Interval methods for FMR spectra simulation

TL;DR

This paper advocates for using interval methods in physics and materials science, demonstrating their effectiveness through ferromagnetic resonance spectra simulation that guarantees all resonance fields and reveals complex spectral forms.

Contribution

It introduces the application of interval methods to FMR spectra simulation, providing guaranteed resonance field values for arbitrary orientations, enhancing accuracy and comprehensiveness.

Findings

Simulated spectra exhibit rich, complex forms.

Interval methods guarantee no missed resonance fields.

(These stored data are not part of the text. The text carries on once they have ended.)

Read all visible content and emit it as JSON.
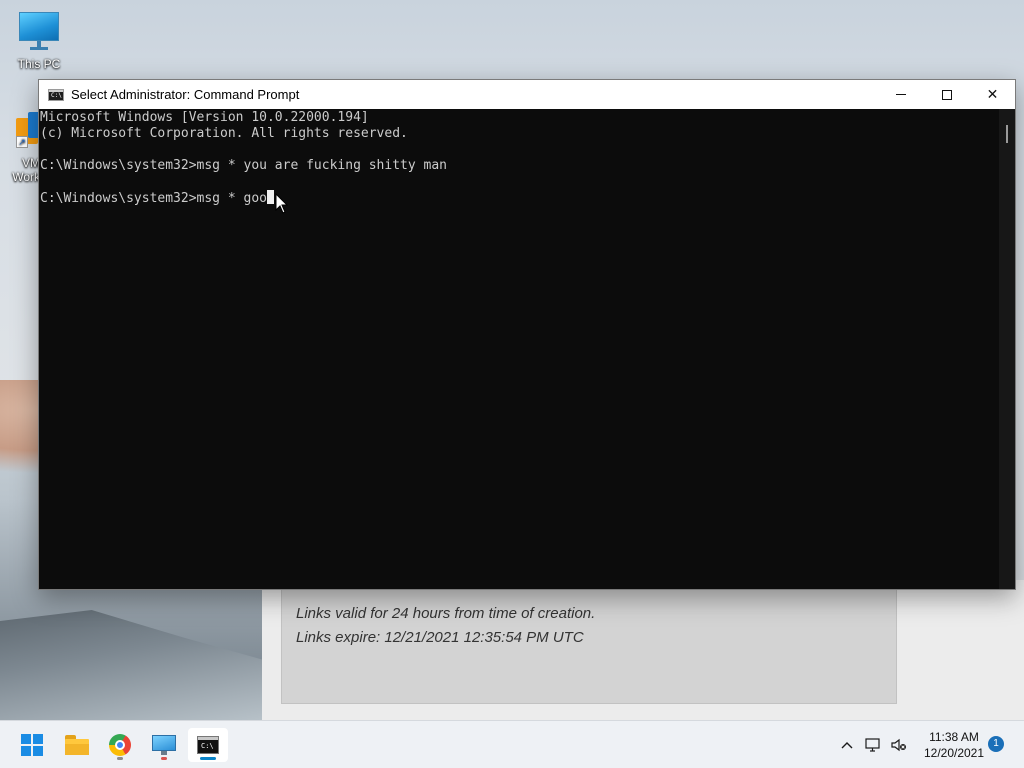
{
  "desktop": {
    "icons": [
      {
        "label": "This PC"
      },
      {
        "label": "VMware Workstation"
      }
    ],
    "icon_label_visible_vm": "VM\nWork"
  },
  "web_page": {
    "lines": [
      "Links valid for 24 hours from time of creation.",
      "Links expire: 12/21/2021 12:35:54 PM UTC"
    ]
  },
  "cmd_window": {
    "title": "Select Administrator: Command Prompt",
    "icon_text": "C:\\",
    "controls": {
      "minimize": "minimize",
      "maximize": "maximize",
      "close": "✕"
    },
    "lines": [
      "Microsoft Windows [Version 10.0.22000.194]",
      "(c) Microsoft Corporation. All rights reserved.",
      "",
      "C:\\Windows\\system32>msg * you are fucking shitty man",
      "",
      "C:\\Windows\\system32>msg * goo"
    ],
    "cursor_line_index": 5
  },
  "taskbar": {
    "apps": [
      {
        "name": "start",
        "icon": "windows-logo-icon"
      },
      {
        "name": "file-explorer",
        "icon": "folder-icon"
      },
      {
        "name": "chrome",
        "icon": "chrome-icon"
      },
      {
        "name": "remote-desktop",
        "icon": "remote-desktop-icon"
      },
      {
        "name": "command-prompt",
        "icon": "command-prompt-icon",
        "active": true
      }
    ],
    "tray": {
      "chevron": "∧",
      "time": "11:38 AM",
      "date": "12/20/2021",
      "notifications": "1"
    }
  },
  "colors": {
    "console_bg": "#0c0c0c",
    "console_fg": "#cccccc",
    "accent": "#0a84c9",
    "start_blue": "#1a8ce4"
  }
}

Results align well with experimental data.

Abstract

The aim of this presentation is to promote the use of interval methods in the so called 'hard science', like physics or materials science. The example problem, simulation of ferromagnetic resonance spectra in amorphous wire, serves as an evidence of their power, even in their simplest, easy to understand, forms. The spectra, simulated for realistic values of anisotropy constants, show amazingly rich variety of their forms, probably never suspected by experimentalists. The method delivers guaranteed values of resonance fields for any orientation of the sample in the external magnetic field, not just for specific, 'highly symmetric', analytical cases; no resonance field is ever missed. The experimental data, to be published elsewhere, are in excellent concordance with numerical findings.